HER ŞEYE RAĞMEN HAYAT DEVAM EDİYOR!
Değerli kardeşlerim:
İnsanoğlu kendini bilmeye başladığı andan itibaren arzu ve istekleri kabarmaya başlar. Bazen öyle bir hale gelir ki, patlamaya hazır bir volkan gibi olur. Ancak gün gelir de musibetlerle karşı karşıya kaldığında bütün arzularının aslında boş bir yalandan ibaret olduğunu anlar. Sonrasında Rabbine sığınır, Rabbi de lütfü ile onu belalardan uzaklaştırınca, bu sefer eskisinden daha fazla bir arzu ile dünyanın nimetlerini ve şehvetlerini elde etmek için Allah’a isyan edecek noktaya gelir.
Onun için Allah Resulü s.a.v doymak bilmeyen insanın nasıl doyuma ulaşacağını veciz bir şekilde şöyle ifade eder:
“Onun (İnsanın) gözünü topraktan başka bir şey doyurmaz…” [1]

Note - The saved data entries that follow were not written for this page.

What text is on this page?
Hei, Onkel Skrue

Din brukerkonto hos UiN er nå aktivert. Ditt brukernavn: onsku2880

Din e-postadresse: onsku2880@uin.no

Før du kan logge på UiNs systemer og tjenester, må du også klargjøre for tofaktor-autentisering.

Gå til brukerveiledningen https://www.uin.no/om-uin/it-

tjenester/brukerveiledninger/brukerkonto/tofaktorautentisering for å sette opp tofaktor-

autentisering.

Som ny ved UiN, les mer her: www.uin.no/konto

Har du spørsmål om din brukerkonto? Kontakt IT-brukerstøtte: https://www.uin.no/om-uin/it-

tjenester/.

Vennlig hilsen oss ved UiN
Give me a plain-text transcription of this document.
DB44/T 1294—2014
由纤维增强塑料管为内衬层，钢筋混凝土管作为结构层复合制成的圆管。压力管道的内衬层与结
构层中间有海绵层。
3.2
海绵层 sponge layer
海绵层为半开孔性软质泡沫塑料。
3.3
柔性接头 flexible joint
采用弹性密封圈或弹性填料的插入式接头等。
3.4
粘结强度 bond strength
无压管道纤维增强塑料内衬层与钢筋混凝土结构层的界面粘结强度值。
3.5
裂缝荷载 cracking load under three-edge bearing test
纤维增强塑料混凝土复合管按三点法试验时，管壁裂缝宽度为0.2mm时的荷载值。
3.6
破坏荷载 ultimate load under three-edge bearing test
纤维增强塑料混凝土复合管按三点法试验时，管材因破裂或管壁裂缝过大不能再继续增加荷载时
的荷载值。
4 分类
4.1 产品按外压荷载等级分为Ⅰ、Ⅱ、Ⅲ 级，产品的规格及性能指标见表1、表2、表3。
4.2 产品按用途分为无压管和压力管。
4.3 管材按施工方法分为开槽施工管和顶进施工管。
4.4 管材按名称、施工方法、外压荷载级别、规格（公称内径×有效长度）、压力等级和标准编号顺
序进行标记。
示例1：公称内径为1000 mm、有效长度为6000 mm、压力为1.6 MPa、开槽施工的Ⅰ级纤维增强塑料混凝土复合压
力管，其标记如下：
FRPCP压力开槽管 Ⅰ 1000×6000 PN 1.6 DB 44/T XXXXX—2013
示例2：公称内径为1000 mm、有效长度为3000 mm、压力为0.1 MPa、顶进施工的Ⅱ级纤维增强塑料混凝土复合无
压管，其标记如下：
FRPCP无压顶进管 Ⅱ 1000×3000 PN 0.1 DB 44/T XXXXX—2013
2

İnsan dünyalık istekleri ölümle beraber biten bir hayal olsa da imtihanın bir gereği olarak bu nimetler Rabbimiz tarafından insana sunulmuş olan araçlardır. Rabbimiz bunu ifade ederken şöyle buyurmaktadır:
زُيِّنَ لِلنَّاسِ حُبُّ الشَّهَوَاتِ مِنَ النِّسَٓاءِ وَالْبَنٖينَ وَالْقَنَاطٖيرِ الْمُقَنْطَرَةِ مِنَ الذَّهَبِ وَالْفِضَّةِ وَالْخَيْلِ الْمُسَوَّمَةِ وَالْاَنْعَامِ وَالْحَرْثِؕ ذٰلِكَ مَتَاعُ الْحَيٰوةِ الدُّنْيَاۚ وَاللّٰهُ عِنْدَهُ حُسْنُ الْمَاٰبِ
“Nefsani arzulara, (özellikle) kadınlara, oğullara, yığın yığın biriktirilmiş altın ve gümüşe, soylu atlara, sağmal hayvanlara ve ekinlere düşkünlük insanlara çekici kılınmıştır. İşte bunlar dünya hayatının geçici menfaatleridir. Hâlbuki varılacak güzel yer, Allah’ın katındadır.” [2]

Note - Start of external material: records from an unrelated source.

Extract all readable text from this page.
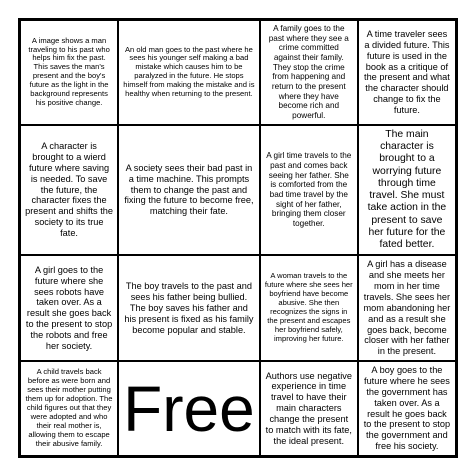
A image shows a man traveling to his past who helps him fix the past. This saves the man's present and the boy's future as the light in the background represents his positive change.
An old man goes to the past where he sees his younger self making a bad mistake which causes him to be paralyzed in the future. He stops himself from making the mistake and is healthy when returning to the present.
A family goes to the past where they see a crime committed against their family. They stop the crime from happening and return to the present where they have become rich and powerful.
A time traveler sees a divided future. This future is used in the book as a critique of the present and what the character should change to fix the future.
A character is brought to a wierd future where saving is needed. To save the future, the character fixes the present and shifts the society to its true fate.
A society sees their bad past in a time machine. This prompts them to change the past and fixing the future to become free, matching their fate.
A girl time travels to the past and comes back seeing her father. She is comforted from the bad time travel by the sight of her father, bringing them closer together.
The main character is brought to a worrying future through time travel. She must take action in the present to save her future for the fated better.
A girl goes to the future where she sees robots have taken over. As a result she goes back to the present to stop the robots and free her society.
The boy travels to the past and sees his father being bullied. The boy saves his father and his present is fixed as his family become popular and stable.
A woman travels to the future where she sees her boyfriend have become abusive. She then recognizes the signs in the present and escapes her boyfriend safely, improving her future.
A girl has a disease and she meets her mom in her time travels. She sees her mom abandoning her and as a result she goes back, become closer with her father in the present.
A child travels back before as were born and sees their mother putting them up for adoption. The child figures out that they were adopted and who their real mother is, allowing them to escape their abusive family. Free Authors use negative experience in time travel to have their main characters change the present to match with its fate, the ideal present.
A boy goes to the future where he sees the government has taken over. As a result he goes back to the present to stop the government and free his society.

Rabbimizin ifade ettiği arzuların hepsi çölde serap görmek gibidir. Hani çölün sıcaklığı sebebi ile ortaya çıkan su görüntüsü aslında insanın göz yanılmasından başka bir şey olmadığını oraya vardığımızda anladığımız gibi, insan ölümle başlayan yeni hayatında dünyanın bir serap görmekten başka bir şey olmadığını anlayacak ancak bu anlayış Allah’a isyan edenler için büyük bir pişmanlığa dönüşecektir.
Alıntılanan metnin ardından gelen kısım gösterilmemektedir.